Starving Madaya: A story of shame
Date: 2016-01-08 17:48
Pictures and videos of people from Madaya have recently gone viral across media outlets showing Assad’s and Hezbollah’s atrocities towards this Lebanon-neighboring town.
The footage showed people so severely starved and malnourished that they had to resort to eating leaves and boiling spices with water in an attempt to survive this 6 month-old siege that has dried up all of the town’s resources.
This siege, enforced by Assad and Hezbollah, has become an obvious attempt in satisfying the demographic change planned for.
To understand what is happening in Madaya, one must go back to the events starting from the city of Zabadani. Assad loyalists had continuously and with difficulty tried to break into this Madaya-neighboring city since 2012. When Assad failed, he called upon his ally Hezbollah to lend a helping hand in terrorizing the city. With Zabadani fighters’ resilience, Hezbollah had to resort to sending many of its finest men until it was able to break into Zabadani and gain control of 80% of the city, after the two partners had launched more than 3,000 barrel bombs and hundreds of missiles on to the people residing in Zabadani.
The siege on Madaya began in parallel with the Assad and Hezbollah aggression on the people of Zabadani.
Planning for the siege
In the next step and after the persistence of 600 fighters to stand their grounds and not leave Zabadani a truce was put forward. The truce stated that by 2/7/2015 a ceasefire must take place, the injured must be let out and the siege on Madaya, which harbored 20,000 residents, must be broken.
During the implementation of the cease-fire, Assad began implementing the demographic change policy. He began shoving the families of Zabadani into neighboring Madaya, gradually the population of Madaya reached 40,000.
In this way, Assad and Hezbollah would inflict on those who stayed a genocide by starving them to death or pushing them to voluntarily flee from the area.
Starvation is a moneymaker
Day by day, as the siege tightened on the throats of the people in Madaya, Hezbollah militias and Assad loyalists turned the siege into their own profitable business; the more the people got hungry, the more money they made.
Some families of the upper-class were able to get out of Madaya after Hezbollah militia’s agreement on the condition that it will cost 1500 USD per person.
The latest news announced that Hezbollah militia suggested to buy the lands and houses from the residents of Madaya in exchange for food or for some to leave the besieged town.
In order to further tighten the siege, 6,000 landmines were planted around the 5 square kilometers town.

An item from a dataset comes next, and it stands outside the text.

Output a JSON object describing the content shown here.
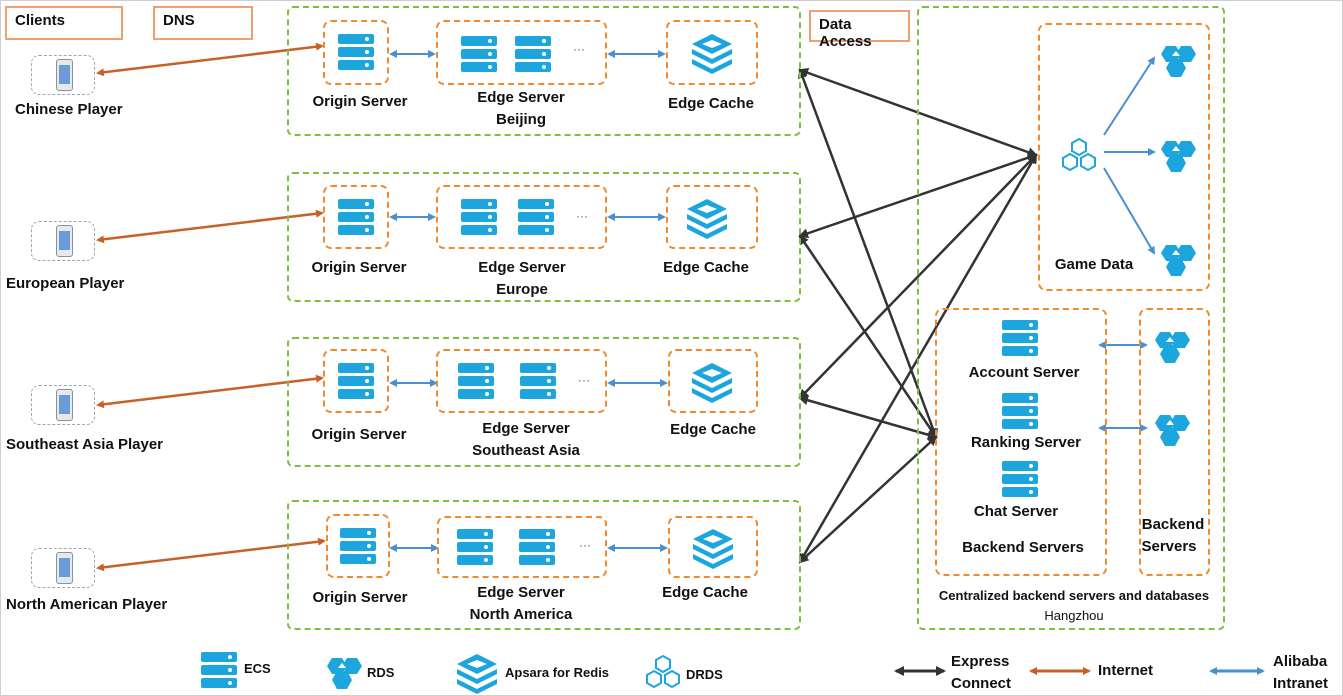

Due to the siege, the prices of food skyrocketed making the price of rice and bulgur to reach the highest number ever recorded before; 1 kg of rice for 100,000 Syrian pounds which equals to 0, while 1 kg of Nido children’s milk reached a price of 300 USD.
One of the people residing in the besieged town offered his car in exchange for 10 kg of rice and 2 kg of milk.
The people under siege could not cope with the intensity of the prices and the greed of the traders so they turned to eating leaves and grass.
The last week of December, 5 young men gave themselves up to Assad loyalists in return for their families to be transported to an Assad-controlled town east of Zabadani in hopes for their families regain their lives.
With starvation grasping every moving body in Madaya, snipers targeting all who try to escape and landmines surrounding this small town, 37 people have been reported dead so far, of whom 11 were children.
The UN responded to the cries of the besieged people of Madaya by releasing a statement condemning the crimes committed in the town against the civilians. The international organization confirmed later that after communicating with Assad regime, it allowed a passageway to get the urgently needed aid into the besieged areas.
The starving people in Madaya are now waiting for the humanitarian aid to reach along with a committee that could document what they have been enduring for half a year now and perhaps protect the lives of the innocent malnourished children.